И казаки ускакали, оставив ватажников в раздумье. Наконец Артамошка нарушил молчание:

— Что порешим, други?

— Десятник истину сказывал: доколь бродить, надобно к царю Димитрию подаваться.

— Ты уж прости, атаман, коли чего не так: пойдем землю и волю добывать.

— Что же, други-товарищи, обиды на вас не держу, видать, разошлись наши пути-дороги.

— Я с тобой, атаман, — подал голос Берсень.

Поклонились ватажники Артамошке и Федору, поворотили на Смоленскую дорогу.

О селе Клементьеве Акинфиев с Берсенем услышали еще дорогой от встречных монахов. А уже под самым селом догнал их местный мужик. Под тряску телеги рассказал:

— У нас три сотни дворов, две церкви да с десяток лавок торговых. А по воскресным и престольным дням — ярмарки отменные. Со всех окрестных сел люд съезжается, бывают из Александровской слободы, из Дмитрова, до смуты наведывались из Москвы и Твери гости торговые. А ноне казаки и шляхта дороги перекрыли.

И еще узнали Артамошка с Федором, что со времен Ивана Грозного не платят клементьевцы подати в царскую казну и не отбывают государевы повинности, только держат в порядке стены и башни Троице-Сергиевой лавры, соборы и кельи да предоставляют телеги царским гонцам.

Через Клементьево шла главная дорога от Москвы до Студеного моря. До смуты это был бойкий путь. Ехали им люди всякого звания, с утра и допоздна шли по нему обозы на Москву, плелись богомольцы и нищие.

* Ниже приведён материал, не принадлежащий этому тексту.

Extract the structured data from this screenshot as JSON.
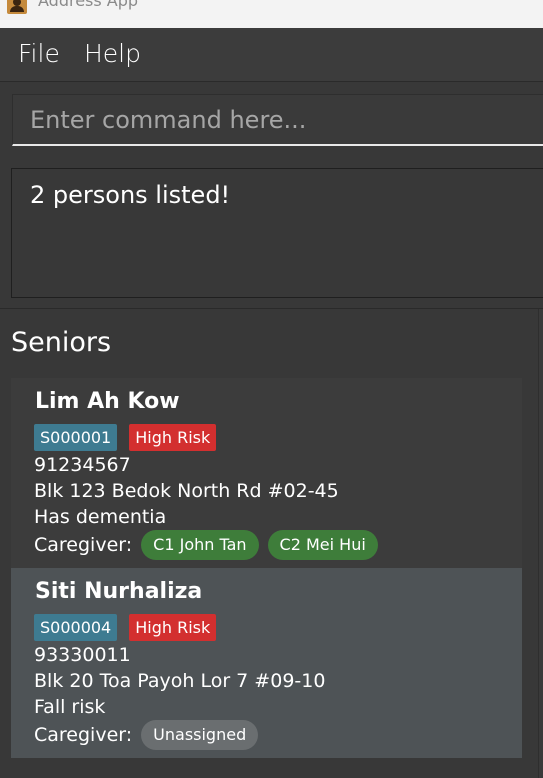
{
  "window": {
    "title": "Address App"
  },
  "menu": {
    "items": [
      "File",
      "Help"
    ]
  },
  "command": {
    "placeholder": "Enter command here..."
  },
  "result": {
    "message": "2 persons listed!"
  },
  "list": {
    "title": "Seniors",
    "persons": [
      {
        "name": "Lim Ah Kow",
        "id": "S000001",
        "risk": "High Risk",
        "phone": "91234567",
        "address": "Blk 123 Bedok North Rd #02-45",
        "note": "Has dementia",
        "caregiver_label": "Caregiver:",
        "caregivers": [
          "C1 John Tan",
          "C2 Mei Hui"
        ]
      },
      {
        "name": "Siti Nurhaliza",
        "id": "S000004",
        "risk": "High Risk",
        "phone": "93330011",
        "address": "Blk 20 Toa Payoh Lor 7 #09-10",
        "note": "Fall risk",
        "caregiver_label": "Caregiver:",
        "caregivers": [
          "Unassigned"
        ]
      }
    ]
  },
  "colors": {
    "id_tag": "#3e7b91",
    "risk_tag": "#d32f2f",
    "caregiver_pill": "#3e7d3a",
    "unassigned_pill": "#6a6e70",
    "selected_card": "#4e5356"
  },
  "icons": {
    "app": "address-book-icon"
  }
}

Клементьево открылось Артамошке и Федору сразу за лесом. Стены двухсаженные, каменные, неподалеку от села — грозные башни Троице-Сергиевой лавры, над ней вознеслись к небу позлащенные купола и кресты Троицкого собора и Духовской церкви. За монастырскими стенами — трапезная и поварня, больница и келарская палата. Между лаврой и Клементьевом — чистое, не поросшее камышом и кугой озеро.